Normally, the things that cause you to be drawn to a person are facts that have to do with how they make you feel about yourself. They may communicate how they feel about you in various ways—such as words, attitude, or a general feeling of approval—or sympathy. If this person you admire were to describe you in 200 words, what would they have to say? Would their description of you be positive—or negative? Not negative in a slanderous way, but negative in the sense that what you might be focused on are your problems and issues that are of a negative nature.
When negative subject matter is the major source of our conversation—other people come to see us in a negative light. One day, that person may be talking with another person you know. As these two people are passing the time of day, your name comes up. One person asks the other how you are doing. The two friends aren’t gossiping—they are both genuinely interested in your welfare. As the conversation goes, the negative things you have said and done are spoken about, and the talk ends in—“Boy, she sure has a lot of problems.” Everything they have said is true. You do have a lot of problems. Both of them care about you and are sincerely concerned for your welfare. But, it’s clear that what you have communicated about your problems has been further agreed on between friends. What has really happened? You innocently shared your problems with a friend. No harm there. But, that friend shared your problems with another friend and they both agreed that you have a lot of problems. Verbalizing and agreeing on negative information about someone is like making a curse. You might differ with that, but what is a curse, really?

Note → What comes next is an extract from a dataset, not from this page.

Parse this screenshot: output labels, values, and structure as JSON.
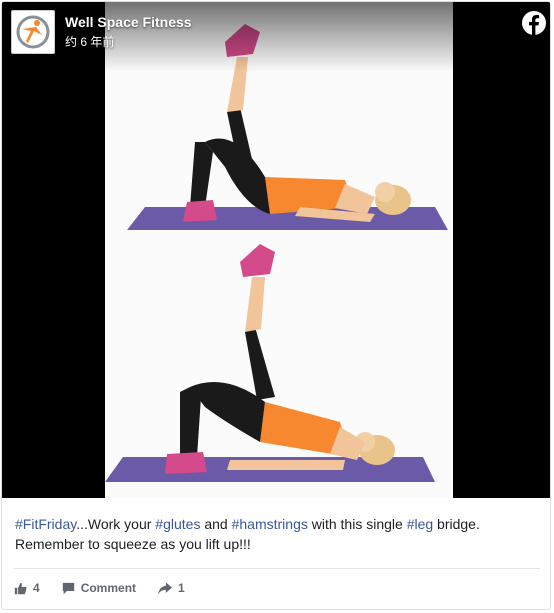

Thanks to Hollywood—you might think curses are only performed by witches or people who are associated with the occult. They would have to be dressed in black and wear a pointy black hat and have a few warts on their face…with at least one on their nose. They would have a big black iron pot with steam rising off it and be stirring who knows what, as they spoke incantations over the stew. Evil reflections would be appearing in the surface of the pot and soon, something awful would happen to the person who was ‘cursed’. Well, that kind of thing might happen, but in our day-to-day life—we perform a lot of curses without any of the gobbledygook.
The scripture above makes it clear that it’s possible to speak blessings and curses in ordinary, everyday conversation. When we say negative things about our self—we are speaking a curse. You may say, “Nuh uh”, but the negative stuff you say isn’t a blessing, right? So, it’s a curse. If you don’t see it that way, it’s your business…but the Bible has a lot to say about the power of the tongue. We definitely don’t take ‘what we say’ as seriously as we should.

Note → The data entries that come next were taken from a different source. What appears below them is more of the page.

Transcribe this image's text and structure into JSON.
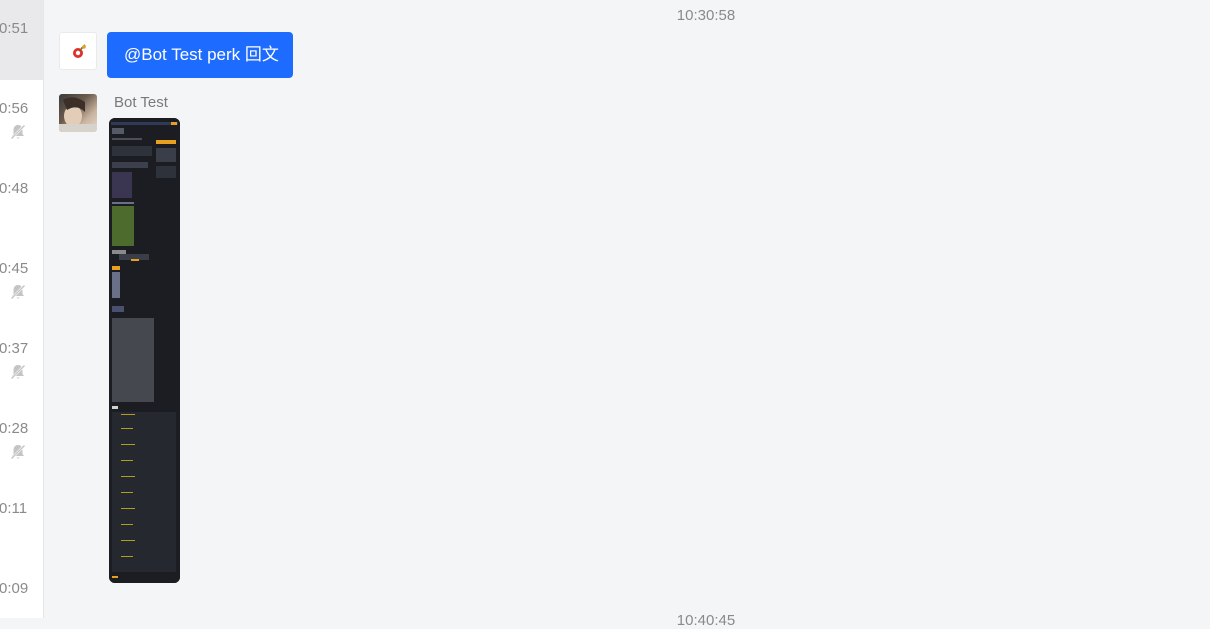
{
  "sidebar": {
    "items": [
      {
        "time": "0:51",
        "muted": false,
        "active": true
      },
      {
        "time": "0:56",
        "muted": true,
        "active": false
      },
      {
        "time": "0:48",
        "muted": false,
        "active": false
      },
      {
        "time": "0:45",
        "muted": true,
        "active": false
      },
      {
        "time": "0:37",
        "muted": true,
        "active": false
      },
      {
        "time": "0:28",
        "muted": true,
        "active": false
      },
      {
        "time": "0:11",
        "muted": false,
        "active": false
      },
      {
        "time": "0:09",
        "muted": false,
        "active": false
      }
    ]
  },
  "chat": {
    "timestamp_top": "10:30:58",
    "timestamp_bottom": "10:40:45",
    "outgoing_message": "@Bot Test perk 回文",
    "incoming_sender": "Bot Test",
    "incoming_image_icon": "screenshot-thumbnail"
  },
  "colors": {
    "bubble": "#1e6bff",
    "background": "#f4f5f7",
    "sidebar_active": "#e9e9eb",
    "image_bg": "#1c1d22"
  }
}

Think again about how you or a friend of yours would define ‘you’ in 200 words. If the words to describe you are along the lines of boring, serious, fearful, lazy, scatterbrained, stingy, promiscuous, bitter, unfriendly, sickly, stingy, negative, insensitive, cynical, anxious, angry, insecure, greedy, selfish, and so on—what have you done or how have you behaved to make that negative description of you factual? Would you say your negative behavior has contributed to an attitude about you that resulted in words—that might have become a ‘curse’ of sorts?

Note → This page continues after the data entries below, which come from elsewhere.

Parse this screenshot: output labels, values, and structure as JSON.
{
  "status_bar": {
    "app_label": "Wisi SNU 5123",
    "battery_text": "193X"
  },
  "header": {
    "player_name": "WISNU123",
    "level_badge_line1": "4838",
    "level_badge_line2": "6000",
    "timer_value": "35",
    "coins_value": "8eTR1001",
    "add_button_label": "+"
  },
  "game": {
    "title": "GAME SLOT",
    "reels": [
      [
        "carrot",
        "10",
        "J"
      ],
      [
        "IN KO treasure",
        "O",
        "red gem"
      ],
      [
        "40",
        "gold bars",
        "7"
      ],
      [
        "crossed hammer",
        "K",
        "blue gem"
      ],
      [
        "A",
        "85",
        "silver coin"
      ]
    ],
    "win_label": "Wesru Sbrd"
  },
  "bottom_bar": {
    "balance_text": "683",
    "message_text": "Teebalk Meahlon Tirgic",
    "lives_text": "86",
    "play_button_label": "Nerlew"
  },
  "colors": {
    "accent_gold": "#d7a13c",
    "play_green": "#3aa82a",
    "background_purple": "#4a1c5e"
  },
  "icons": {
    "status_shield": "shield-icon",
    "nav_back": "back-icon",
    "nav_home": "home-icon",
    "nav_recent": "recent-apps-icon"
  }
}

Sometimes we feel trapped in the bondage of depression. It has become our ‘way of life’. We have been depressed so long, we’ve stopped thinking there is any other way to live. We have become so accustomed to believing and saying negative things about ourselves and others—we’ve stopped considering what it is we are really doing. Maybe you have never thought of the things you say as carrying all that much power. Maybe you grew up hearing a pattern of negative and depressing conversation. You may have learned your behavior. If you’ve had the same problems with depression that your ancestors had—it may not have as much to do with chemistry as it has to do with the power of the tongue. If you want things to change for the better—you have to stop doing what you’ve have always done.
Declaration: I will find new strength by breaking every curse against me in the Name of Jesus Christ. I will purposely look for good things to speak. I will begin a new way of life by choosing to speak positively about myself and others.